Lorsque je monte dans ce bus-là, il fait une chaleur à mourir, l’air est dense comme de la poix. Je suis, comme cela arrive parfois, engluée dans une fatigue qui me colle à la peau et au cerveau; Cette apathie ralentit mes mouvements et rend mon sac encore plus pesant. Ni café, ni orange pressée ni farniente n’arrive à bout de cet état.
Je suis juste lessivée par l’Himalaya, mais ça, c’est une autre histoire.

Dans un bus indien, on fais dodo, au son du klaxon

 
Le bus démarre vers 15h. Jusqu’à environ 20h, je me maudis d’avoir accepté le siège providentiel car si je danse moins que les autres, le klaxon chante à mes oreilles son incessante plainte aiguë.

Arrive enfin le crépuscule, puis la nuit et notre embarcation navigue plus sereinement sur la route qui se déroule sans fin sous nos phares. Moins de trafic, moins de klaxon, je me détends, mi- assise, mi- couchée, la tête sur mon oreiller sac-à-dos et sombre dans un sommeil gluant.

Le silence soudain me tire de ma torpeur.
Un silence pareil ce n’est pas normal, on est en Inde tout de même !

 
Je me dresse comme un cobra auquel on a marché sur la queue. Le conducteur est dehors, entouré de quelques hommes. Je descends et m’enquière du pourquoi on s’arrête, à 1h du matin, au milieu de nulle-part. 

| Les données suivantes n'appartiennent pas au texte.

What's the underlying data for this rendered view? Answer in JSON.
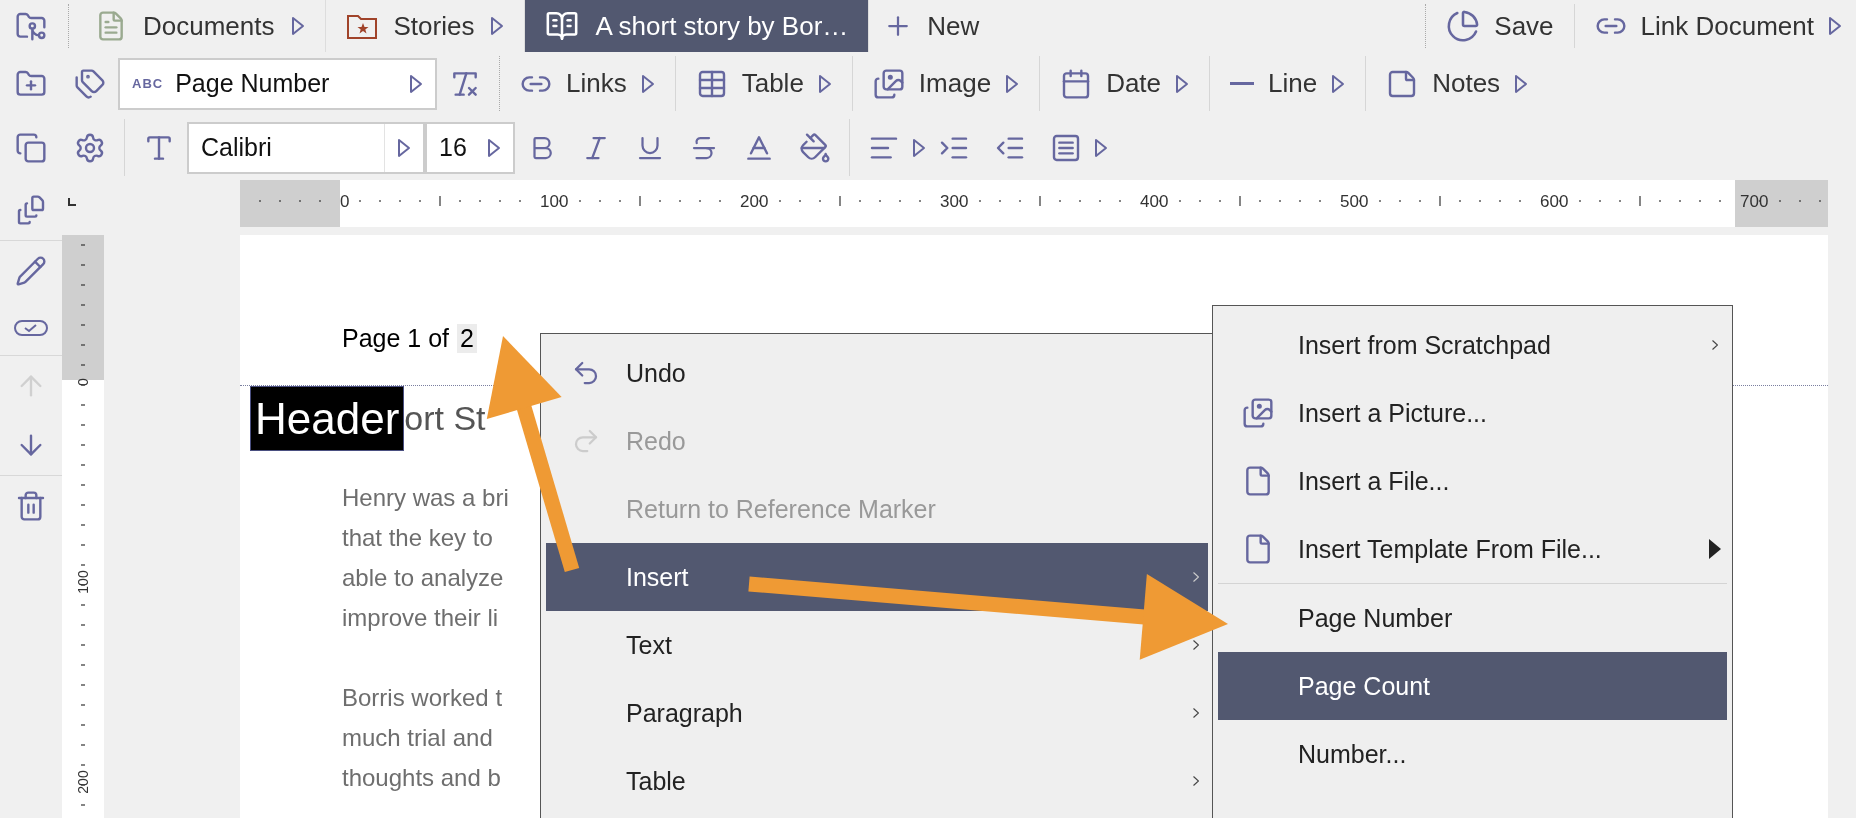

« Moteur cassé, moteur pas réparer !« 
J’avise la température extérieure, fraîche, les étoiles, scintillantes, la lune, absente, les fourrés, inhospitaliers et la route… déserte.
Environnement plutôt favorable à la galère.
« Nous faire quoi alors ?« 
« Autre bus venir…« 

Mais c’est merveilleux ! Je me mords la langue d’avoir tant médit des transports indiens !

 

Ils envoient un bus ! Are Krishna ! Je remercie Vishnu, Kali et tous les autres de leur sagesse et attends gentiment sous la voûte céleste.
Les autres voyageurs descendent, sortent leurs innombrables sacs, s’étirent, fument, boivent ou mangent. Tout va bien, nous sommes en Inde et ces situations sont tout à fait normales.
Il se crée une certaine fraternité, on papote un peu avec les autres voyageurs. Lorsque surgit sans crier gare un bus rugissant rempli de ses occupants dans la nuit, la jolie petite communauté de voyageurs que nous sommes vole instantanément en éclat.

Le bus arrive, tout le monde passe en mode pirate : à l’abordaaaage !

 

Tout le monde se rue sur ces bagages et part à l’assaut du bus salvateur. Par les portes, les fenêtres, le toit, le pauvre véhicule est assailli de toutes parts.
Effectivement, autre bus venir  veut dire  autre bus venir , pas  nouveau bus venir , donc vide, juste un autre bus va venir avec ces autres passagers dedans et il faut se serrer, se tasser, s’agglomérer.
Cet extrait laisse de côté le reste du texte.